Quel borgo di Varese chiamato Penasca

Ad una considerazione superficiale, un grumo di vecchie case, con un campaniletto e San Fermo Catasto Teresianoqualche portone, come ce ne sono tanti, dappertutto, nei nostri paesi.

Non è così: è una piccola gemma, incastonata in cima ad un colle che domina la valle dell’Olona con un pendio scosceso ed a tratti roccioso e per ognuna delle molte sfaccettature, mostra una luce diversa di interesse e di richiamo.

Anzitutto il nome, ormai purtroppo desueto, assorbito dal generico S. Fermo, ma antico e bellissimo: Penasca. D’acchito sembra non avere un riferimento ed una radice, forse anche per quello è stato poi sommerso. Lo si è associato alla poena latina deducendone un passato di luogo di pena, o prigione.

Invece la radice c’è, evidente e nobilissima, la celtica radice pen, per luogo elevato, roccioso o appuntito, la stessa che supporta il nome delle Alpi Pennine, oppure dei monti Pennini in Scozia, del Jupiter Poeninus che per i Romani salvaguardava il Passo del Gran San Bernardo, e che tuttora vive nella peñasca spagnola (roccia o sommità rocciosa) o nel penhasco portoghese (roccia o masso). Il suffisso asca- molto usato anche nell’attuale area linguistica ligure, è comune per molti nostri luoghi, nel senso all’incirca di “inerente a”.

Per inciso, gli affioramenti rocciosi, attualmente meno evidenti ma facilmente rilevabili, ad esempio, lungo la Via Aquileia (“Il sasso” per i nativi), sono una formazione caratteristica, ben nota ai geologi come unica e reperibile solo in quel luogo, il “Ceppo dell’Olona”.

Da una pergamena del 20 marzo 1239, conservata presso l’Archivio della Basilica di San Vittore e pubblicata fin dal 1999, con un inventario delle proprietà fondiarie spettanti alla Chiesa di San Vittore nel territorio di Biumo Inferiore (che diventerà Parrocchia solo nel 1574), “…un prato ed un campo con un grande noce ed alcuni altri, ed è tenuto da Manfredo figlio del fu Guglielmo da Penascha …” . Una citazione – qui tradotta - che codifica definitivamente, con il nome, l’esistenza del Borgo, e la sua rilevanza, tale da costituire riferimento di origine familiare (una delle radici dei moderni cognomi).

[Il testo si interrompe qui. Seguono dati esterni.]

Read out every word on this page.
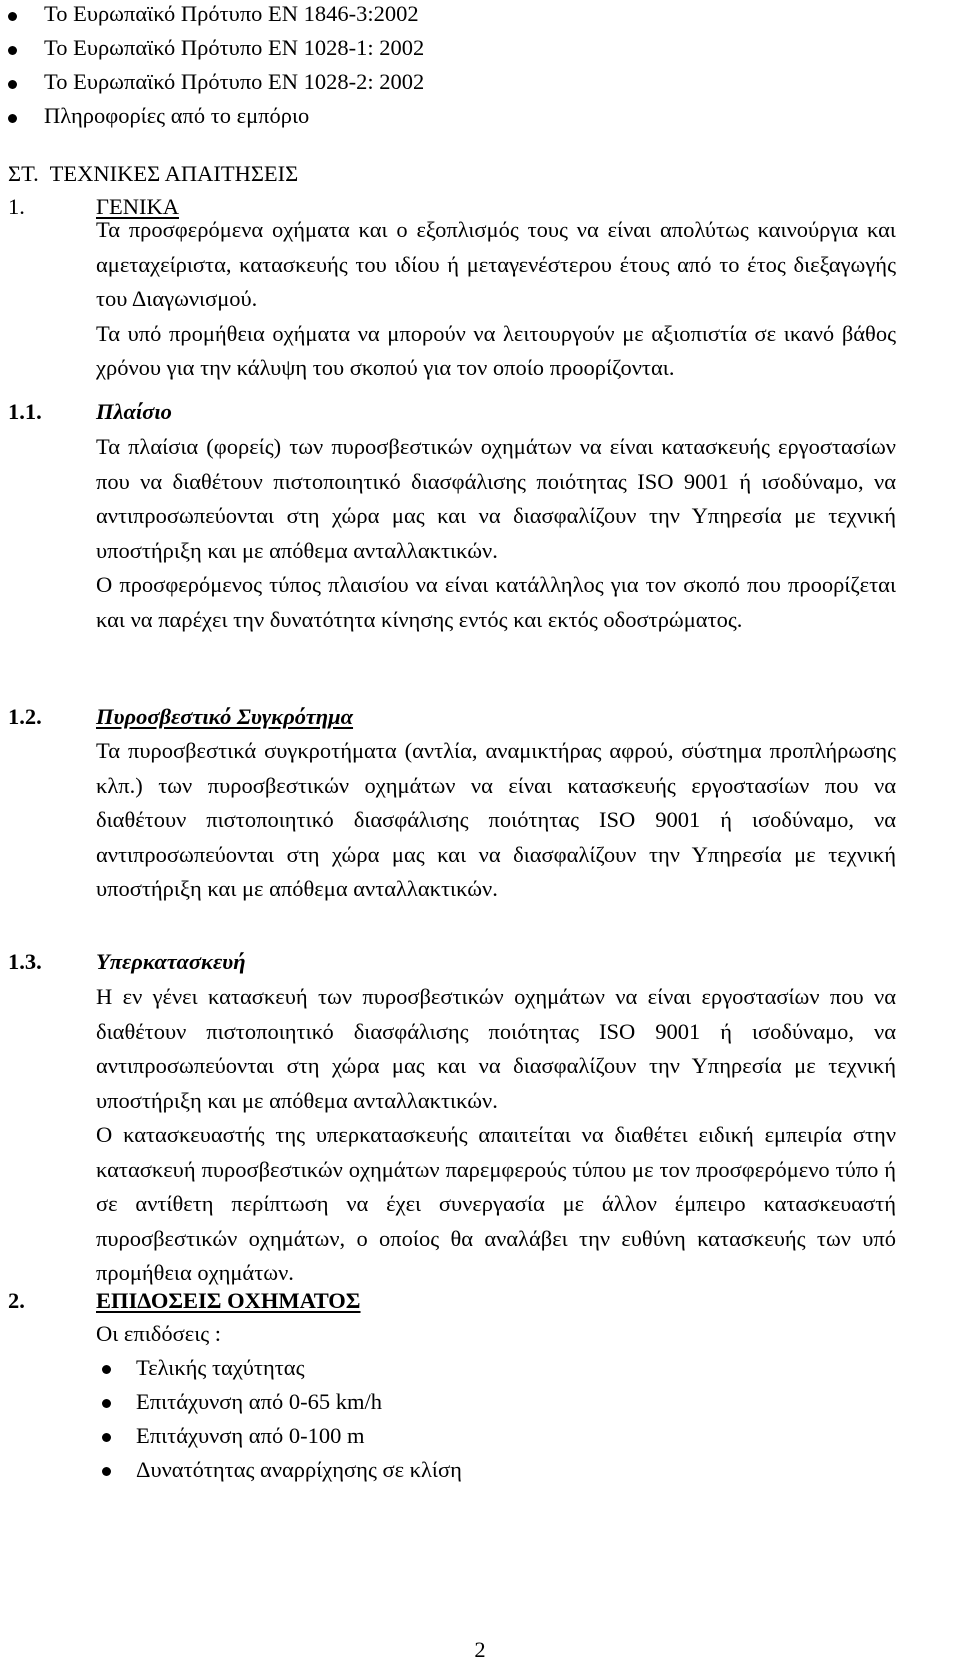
Το Ευρωπαϊκό Πρότυπο ΕΝ 1846-3:2002
Το Ευρωπαϊκό Πρότυπο ΕΝ 1028-1: 2002
Το Ευρωπαϊκό Πρότυπο ΕΝ 1028-2: 2002
Πληροφορίες από το εμπόριο
ΣΤ.  ΤΕΧΝΙΚΕΣ ΑΠΑΙΤΗΣΕΙΣ
1.	ΓΕΝΙΚΑ

Τα προσφερόμενα οχήματα και ο εξοπλισμός τους να είναι απολύτως καινούργια και αμεταχείριστα, κατασκευής του ιδίου ή μεταγενέστερου έτους από το έτος διεξαγωγής του Διαγωνισμού.

Τα υπό προμήθεια οχήματα να μπορούν να λειτουργούν με αξιοπιστία σε ικανό βάθος χρόνου για την κάλυψη του σκοπού για τον οποίο προορίζονται.

1.1. Πλαίσιο

Τα πλαίσια (φορείς) των πυροσβεστικών οχημάτων να είναι κατασκευής εργοστασίων που να διαθέτουν πιστοποιητικό διασφάλισης ποιότητας ISO 9001 ή ισοδύναμο, να αντιπροσωπεύονται στη χώρα μας και να διασφαλίζουν την Υπηρεσία με τεχνική υποστήριξη και με απόθεμα ανταλλακτικών.

Ο προσφερόμενος τύπος πλαισίου να είναι κατάλληλος για τον σκοπό που προορίζεται και να παρέχει την δυνατότητα κίνησης εντός και εκτός οδοστρώματος.

1.2. Πυροσβεστικό Συγκρότημα

Τα πυροσβεστικά συγκροτήματα (αντλία, αναμικτήρας αφρού, σύστημα προπλήρωσης κλπ.) των πυροσβεστικών οχημάτων να είναι κατασκευής εργοστασίων που να διαθέτουν πιστοποιητικό διασφάλισης ποιότητας ISO 9001 ή ισοδύναμο, να αντιπροσωπεύονται στη χώρα μας και να διασφαλίζουν την Υπηρεσία με τεχνική υποστήριξη και με απόθεμα ανταλλακτικών.

1.3. Υπερκατασκευή

Η εν γένει κατασκευή των πυροσβεστικών οχημάτων να είναι εργοστασίων που να διαθέτουν πιστοποιητικό διασφάλισης ποιότητας ISO 9001 ή ισοδύναμο, να αντιπροσωπεύονται στη χώρα μας και να διασφαλίζουν την Υπηρεσία με τεχνική υποστήριξη και με απόθεμα ανταλλακτικών.

Ο κατασκευαστής της υπερκατασκευής απαιτείται να διαθέτει ειδική εμπειρία στην κατασκευή πυροσβεστικών οχημάτων παρεμφερούς τύπου με τον προσφερόμενο τύπο ή σε αντίθετη περίπτωση να έχει συνεργασία με άλλον έμπειρο κατασκευαστή πυροσβεστικών οχημάτων, ο οποίος θα αναλάβει την ευθύνη κατασκευής των υπό προμήθεια οχημάτων.

2.	ΕΠΙΔΟΣΕΙΣ ΟΧΗΜΑΤΟΣ
Οι επιδόσεις :
Τελικής ταχύτητας
Επιτάχυνση από 0-65 km/h
Επιτάχυνση από 0-100 m
Δυνατότητας αναρρίχησης σε κλίση
2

Ancora, dal registro dei battesimi tenuto – anche per Penasca – dalla Parrocchia di Biumo Inferiore, emergono a fine ‘500 tra gli abitanti di Penasca gli antenati di cognomi rimasti in zona, per tutti gli “a Letta” (Aletti), ora importanti nell’industria e nel credito.

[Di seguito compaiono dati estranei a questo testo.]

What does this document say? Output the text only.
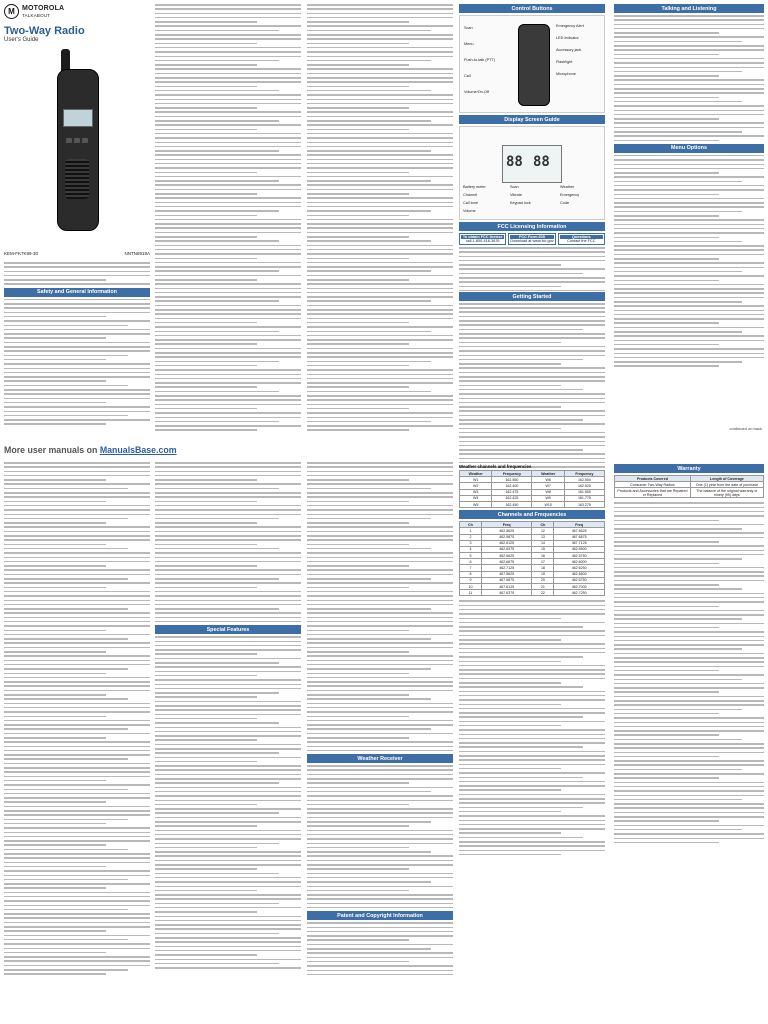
M	MOTOROLA
TALKABOUT
Two-Way Radio
User's Guide
KEM-FK7K89-30	NNTN6919A
Safety and General Information
More user manuals on ManualsBase.com
Control Buttons
Emergency Alert
LED indicator
Accessory jack
Flashlight
Microphone
Scan
Menu
Push-to-talk (PTT)
Call
Volume/On-Off
Display Screen Guide
88 88
Battery meter
Channel
Call tone
Volume
Scan
Vibrate
Keypad lock
Weather
Emergency
Code
FCC Licensing Information
To obtain FCC license
call 1-800-418-3676
FCC Form 605
Download at www.fcc.gov
Questions
Contact the FCC
Talking and Listening
Menu Options
Getting Started
continued on back
Special Features
Weather Receiver
Patent and Copyright Information
Weather channels and frequencies
Weather	Frequency	Weather	Frequency
W1	162.550	W6	162.500
W2	162.400	W7	162.525
W3	162.475	W8	161.650
W4	162.425	W9	161.775
W5	162.450	W10	163.275
Channels and Frequencies
Ch	Freq	Ch	Freq
1	462.5625	12	467.6625
2	462.5875	13	467.6875
3	462.6125	14	467.7125
4	462.6375	15	462.5500
5	462.6625	16	462.5750
6	462.6875	17	462.6000
7	462.7125	18	462.6250
8	467.5625	19	462.6500
9	467.5875	20	462.6750
10	467.6125	21	462.7000
11	467.6375	22	462.7250
Warranty
Products Covered	Length of Coverage
Consumer Two-Way Radios	One (1) year from the date of purchase
Products and Accessories that are Repaired or Replaced	The balance of the original warranty or ninety (90) days
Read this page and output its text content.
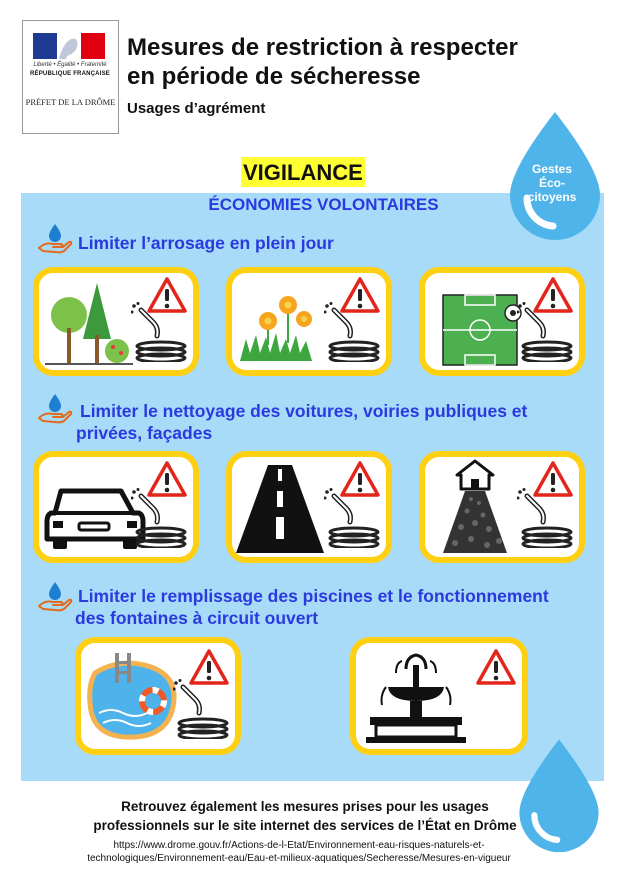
Liberté • Égalité • Fraternité
RÉPUBLIQUE FRANÇAISE
PRÉFET DE LA DRÔME
Mesures de restriction à respecter
en période de sécheresse
Usages d’agrément
Gestes
Éco-
citoyens
VIGILANCE
ÉCONOMIES VOLONTAIRES
Limiter l’arrosage en plein jour
Limiter le nettoyage des voitures, voiries publiques et
privées, façades
Limiter le remplissage des piscines et le fonctionnement
des fontaines à circuit ouvert
Retrouvez également les mesures prises pour les usages
professionnels sur le site internet des services de l’État en Drôme
https://www.drome.gouv.fr/Actions-de-l-Etat/Environnement-eau-risques-naturels-et-
technologiques/Environnement-eau/Eau-et-milieux-aquatiques/Secheresse/Mesures-en-vigueur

Sul piano urbanistico territoriale, il nucleo antico di Penasca, sopravvivendo fortunosamente alle improvvide cementificazioni di tutta l’area circostante, ha conservato le proprie caratteristiche originarie che, oltre che importanti e piacevoli come esempio di assetto urbanistico antico, riproducono, in scala ridotta, il modello di nucleo antico del capoluogo Varese, al quale è sempre stata territorialmente legata.

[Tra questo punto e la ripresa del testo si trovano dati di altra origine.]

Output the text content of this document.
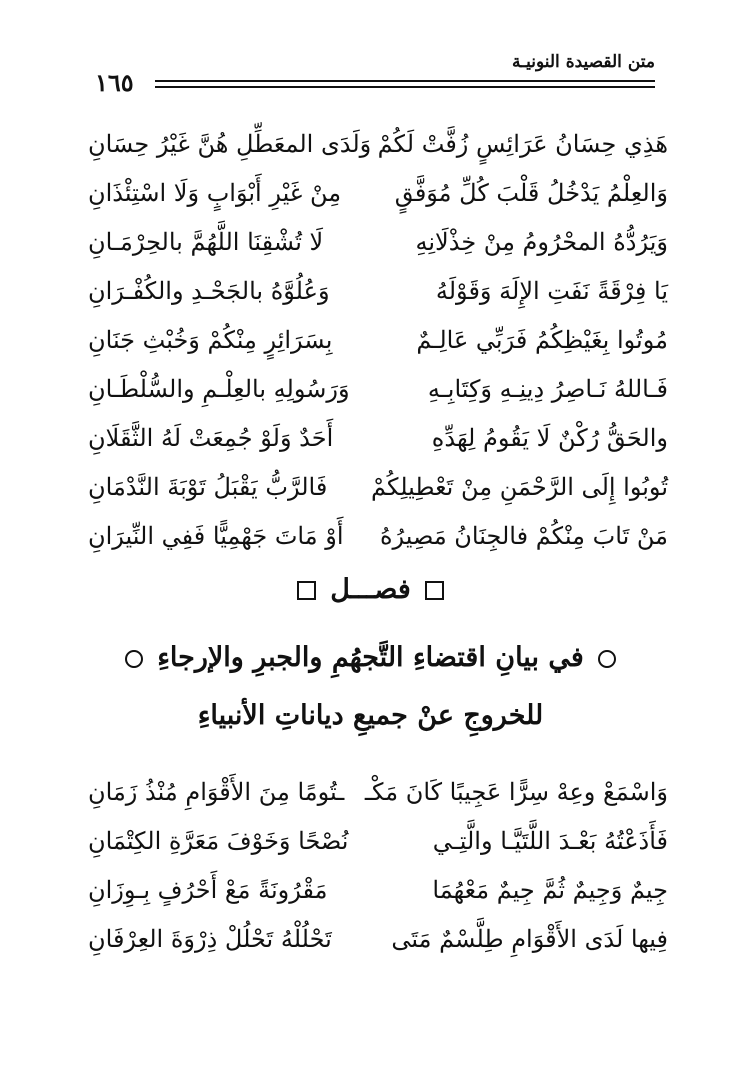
١٦٥
متن القصيدة النونيـة
هَذِي حِسَانُ عَرَائِسٍ زُفَّتْ لَكُمْ
وَلَدَى المعَطِّلِ هُنَّ غَيْرُ حِسَانِ
وَالعِلْمُ يَدْخُلُ قَلْبَ كُلِّ مُوَفَّقٍ
مِنْ غَيْرِ أَبْوَابٍ وَلَا اسْتِئْذَانِ
وَيَرُدُّهُ المحْرُومُ مِنْ خِذْلَانِهِ
لَا تُشْقِنَا اللَّهُمَّ بالحِرْمَـانِ
يَا فِرْقَةً نَفَتِ الإِلَهَ وَقَوْلَهُ
وَعُلُوَّهُ بالجَحْـدِ والكُفْـرَانِ
مُوتُوا بِغَيْظِكُمُ فَرَبِّي عَالِـمٌ
بِسَرَائِرٍ مِنْكُمْ وَخُبْثِ جَنَانِ
فَـاللهُ نَـاصِرُ دِينِـهِ وَكِتَابِـهِ
وَرَسُولِهِ بالعِلْـمِ والسُّلْطَـانِ
والحَقُّ رُكْنٌ لَا يَقُومُ لِهَدِّهِ
أَحَدٌ وَلَوْ جُمِعَتْ لَهُ الثَّقَلَانِ
تُوبُوا إِلَى الرَّحْمَنِ مِنْ تَعْطِيلِكُمْ
فَالرَّبُّ يَقْبَلُ تَوْبَةَ النَّدْمَانِ
مَنْ تَابَ مِنْكُمْ فالجِنَانُ مَصِيرُهُ
أَوْ مَاتَ جَهْمِيًّا فَفِي النِّيرَانِ
فصـــل
في بيانِ اقتضاءِ التَّجهُمِ والجبرِ والإرجاءِ
للخروجِ عنْ جميعِ دياناتِ الأنبياءِ
وَاسْمَعْ وعِهْ سِرًّا عَجِيبًا كَانَ مَكْـ
ـتُومًا مِنَ الأَقْوَامِ مُنْذُ زَمَانِ
فَأَذَعْتُهُ بَعْـدَ اللَّتَيَّـا والَّتِـي
نُصْحًا وَخَوْفَ مَعَرَّةِ الكِتْمَانِ
جِيمٌ وَجِيمٌ ثُمَّ جِيمٌ مَعْهُمَا
مَقْرُونَةً مَعْ أَحْرُفٍ بِـوِزَانِ
فِيها لَدَى الأَقْوَامِ طِلَّسْمٌ مَتَى
تَحْلُلْهُ تَحْلُلْ ذِرْوَةَ العِرْفَانِ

Varese, per valutazione storica ampiamente condivisa, non fu mai una città murata, atta a chiudersi a difesa di fronte ad un esercito, ma fu semplicemente un borgo “chiudibile” disponendo di una schiera di case prive di importanti aperture verso l’esterno, con gli accessi viari regolati da porte costrette tra due case ed un volume edilizio soprastante. Non certo tali da fermare un esercito, ma efficaci ed usate in effetti, per tenere sotto controllo i flussi di merci, o per garantire la sicurezza dell’abitato, soprattutto di notte o durante le epidemie per limitare i rischi di contagio dall’esterno.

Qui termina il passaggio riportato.